Right now, Circle is still raking in big revenue from high interest rates on USDC reserves — but rates are expected to fall soon, crushing their profits.
Here’s why investors are skeptical:
→ A 1% drop in rates could slash Circle's income by $441 million. Lower rates = much lower profits.
→ Over HALF of Circle’s revenue comes from high distribution deals (e.g., $900M to Coinbase, big incentives to Binance) just to keep USDC dominant on exchanges.
→ Circle spends heavily ($250M+ per year on compensation, $140M+ on admin) mainly to handle global regulatory compliance.
→ Circle trades at 32x 2024 earnings — expensive for a company facing shrinking margins, falling rates…
And another huge headwind:
The Sandbox is About to Get Crowded
Right now, Circle operates in a regulatory gray zone that’s about to be wiped clean.
Once real regulatory clarity hits—and it is coming FAST—every bank you’ve ever heard of (and some you haven’t) will pile into the game.

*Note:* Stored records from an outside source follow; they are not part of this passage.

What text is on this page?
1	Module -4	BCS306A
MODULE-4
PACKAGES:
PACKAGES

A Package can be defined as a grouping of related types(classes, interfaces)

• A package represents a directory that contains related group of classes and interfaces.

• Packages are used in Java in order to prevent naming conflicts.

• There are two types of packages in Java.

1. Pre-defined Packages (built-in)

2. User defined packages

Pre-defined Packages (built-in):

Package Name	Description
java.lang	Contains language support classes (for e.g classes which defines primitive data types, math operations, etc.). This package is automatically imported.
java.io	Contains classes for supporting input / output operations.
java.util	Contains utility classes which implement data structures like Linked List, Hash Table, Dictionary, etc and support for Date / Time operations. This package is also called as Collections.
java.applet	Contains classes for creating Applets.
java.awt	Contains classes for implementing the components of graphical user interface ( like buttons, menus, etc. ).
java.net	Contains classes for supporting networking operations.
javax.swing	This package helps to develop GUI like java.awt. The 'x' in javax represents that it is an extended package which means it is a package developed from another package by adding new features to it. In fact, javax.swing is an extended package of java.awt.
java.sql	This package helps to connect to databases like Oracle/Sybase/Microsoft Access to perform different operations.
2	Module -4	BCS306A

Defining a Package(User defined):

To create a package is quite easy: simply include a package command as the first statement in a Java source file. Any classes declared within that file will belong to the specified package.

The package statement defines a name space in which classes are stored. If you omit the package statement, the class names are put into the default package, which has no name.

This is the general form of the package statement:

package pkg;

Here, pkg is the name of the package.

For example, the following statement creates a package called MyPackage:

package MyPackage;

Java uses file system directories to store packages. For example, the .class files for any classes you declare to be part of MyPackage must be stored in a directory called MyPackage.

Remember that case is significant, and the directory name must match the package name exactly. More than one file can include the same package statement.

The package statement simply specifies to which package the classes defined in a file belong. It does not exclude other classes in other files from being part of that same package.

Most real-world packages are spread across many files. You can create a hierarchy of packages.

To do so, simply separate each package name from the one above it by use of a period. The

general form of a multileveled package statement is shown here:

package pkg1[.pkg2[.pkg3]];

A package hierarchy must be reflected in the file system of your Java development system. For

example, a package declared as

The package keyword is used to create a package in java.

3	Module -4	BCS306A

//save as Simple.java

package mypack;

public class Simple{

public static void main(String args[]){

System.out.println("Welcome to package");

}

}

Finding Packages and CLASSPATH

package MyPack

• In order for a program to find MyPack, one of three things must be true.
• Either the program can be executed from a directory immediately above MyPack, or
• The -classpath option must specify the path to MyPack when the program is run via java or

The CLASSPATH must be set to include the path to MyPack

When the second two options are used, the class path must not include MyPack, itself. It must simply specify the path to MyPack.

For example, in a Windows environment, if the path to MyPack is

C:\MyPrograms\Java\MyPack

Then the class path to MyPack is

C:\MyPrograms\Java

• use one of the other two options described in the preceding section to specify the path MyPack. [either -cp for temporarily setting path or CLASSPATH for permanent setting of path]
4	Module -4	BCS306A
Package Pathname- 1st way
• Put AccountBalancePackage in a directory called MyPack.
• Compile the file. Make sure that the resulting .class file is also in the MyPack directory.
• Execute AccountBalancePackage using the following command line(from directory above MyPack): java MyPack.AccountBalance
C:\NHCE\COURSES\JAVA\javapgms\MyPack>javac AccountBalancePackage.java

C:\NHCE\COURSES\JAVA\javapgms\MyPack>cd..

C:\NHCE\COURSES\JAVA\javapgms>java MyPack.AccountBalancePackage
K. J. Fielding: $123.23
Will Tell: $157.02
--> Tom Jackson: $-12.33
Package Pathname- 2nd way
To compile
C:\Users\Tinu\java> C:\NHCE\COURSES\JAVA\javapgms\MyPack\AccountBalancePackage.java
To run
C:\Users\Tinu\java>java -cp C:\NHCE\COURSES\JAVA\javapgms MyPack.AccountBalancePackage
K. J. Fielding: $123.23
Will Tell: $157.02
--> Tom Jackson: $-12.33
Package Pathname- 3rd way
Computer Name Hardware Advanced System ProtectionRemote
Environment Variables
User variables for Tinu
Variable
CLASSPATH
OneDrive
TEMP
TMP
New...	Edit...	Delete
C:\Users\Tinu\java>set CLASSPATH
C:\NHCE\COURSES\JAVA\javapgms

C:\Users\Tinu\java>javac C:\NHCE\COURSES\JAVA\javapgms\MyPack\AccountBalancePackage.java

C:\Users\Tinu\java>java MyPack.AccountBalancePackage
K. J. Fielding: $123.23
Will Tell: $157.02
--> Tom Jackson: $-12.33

JPMorgan. Bank of America. BlackRock.
Why?
Because the stablecoin business is basically a license to print money:
- Take deposits.
- Park them in 4–5% Treasuries.
- Pay customers 0%.
- Keep the spread.
- Sleep like a baby.
It’s the ultimate business model.
Better than insurance. Better than banking.
Until, of course, someone else shows up offering customers 1% yield. Then 2%.Then 3.9% while they keep the skim.
And just like that, Circle’s moat? Gone.
Circle’s Real Risk
People buying Circle stock are betting on two things:
- That Circle’s regulatory head start will be worth something.
- That its network effect (USDC dominance on exchanges, partnerships like Coinbase) will protect it when the floodgates open.
Problem is…
Regulatory "first movers" often get steamrolled once rules are clear. The hard work gets done. And the giants come in, step over the rubble, and build empires.
Still, it’s a big moment for crypto.
You can already see the outlines:
- Yield-bearing stablecoins.
- Tokenized bonds.
- Seamless staking through your bank app.
- Crypto embedded directly into your financial life.
It’s no longer some far-off dream. The transition has started.
If you’re bullish on crypto’s future, Circle’s IPO isn’t something to blindly chase.
It’s a flare fired into the sky.
Regulation is coming. Liquidity is coming.
The absorption is happening.
Long crypto? Long Bitcoin? Yes. Long Circle? Much tougher call.
But ignore this moment completely? Only if your retirement plan involves time travel.